In truth, she was not very happy with, or connected to, her actual self portrait sculpture. It was an “assigned project” that had served its purpose. It had, in her mind, been completed when it went into the kiln. It had given her a way of integrating into the culture of the studio. It had provided an avenue for her to engage the instructors and other students about. It offered an opportunity for her to explore the relationship between the creator and the created. The sculpture was secondary to the internal work she was doing...that of nurturing her creative self, learning to handle the frustration of not being able to give physical form to an internal image, and of asking for help in the creative process. These were the outcomes. The sculpture, to her, was just a “thing.” The really important lessons had happened deep inside of her.
There was so much for me to learn from her during those weeks. There is so much for all of us to learn from her now.
We, in Western culture, become so tied up with that which is measurable and seeable. We want the finished product so that we can display it, alongside of our other accomplishments and awards. What we miss in our pursuit of these is the slow, steady learning to be had in experimentation, the resilience we develop through loss and failure, and the deepest reward of internal growth. We don’t understand the freedom to be found in holding the finished product lightly in deference to the process itself. The changes to our insides are frequently much more important than those to our outsides and yet we often matter less to ourselves than we allow the opinions of others to matter. We look to “show off,” rather than internally value, our growth and development. The statue matters more than the process involved in making it.

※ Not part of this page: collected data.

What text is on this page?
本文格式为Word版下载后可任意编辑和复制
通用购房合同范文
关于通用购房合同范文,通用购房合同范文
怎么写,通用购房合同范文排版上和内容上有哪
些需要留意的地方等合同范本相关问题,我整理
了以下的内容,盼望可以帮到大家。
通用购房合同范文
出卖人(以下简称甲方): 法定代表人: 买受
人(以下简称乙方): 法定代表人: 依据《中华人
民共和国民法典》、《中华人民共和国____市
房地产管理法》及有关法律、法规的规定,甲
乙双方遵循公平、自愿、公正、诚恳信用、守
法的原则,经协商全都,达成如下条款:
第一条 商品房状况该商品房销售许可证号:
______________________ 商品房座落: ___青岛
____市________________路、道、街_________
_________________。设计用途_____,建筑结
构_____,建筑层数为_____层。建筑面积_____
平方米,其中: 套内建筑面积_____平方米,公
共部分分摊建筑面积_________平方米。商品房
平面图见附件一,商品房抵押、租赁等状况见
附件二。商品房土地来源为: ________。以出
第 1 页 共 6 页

Learning how to be part of team can be much more meaningful in the long run than being awarded the trophy for most points scored. Cultivating the ability to tolerate ones imperfections is more healthy than spending ones resources (financial, time, energy, etc) trying to force physical “perfection.” Mastering the fine art of being a peacemaker may not win external accolades but will bring with it a calmer internal world. The externals can be taken in a second. The internals cannot be taken. Ever.
Kaija’s teachers worked tirelessly to recreate her sculpture using pieces from the kiln and photos taken before firing. The reproduction weighed four times what the original sculpture had weighed and has been completely disowned by Kaija. In her mind, it is not hers. Hers was lost in the firing. Her sculpture served its purpose and didn’t ever need to come home. Oh that we might all be so faithful to what really matters, holding our treasures loosely.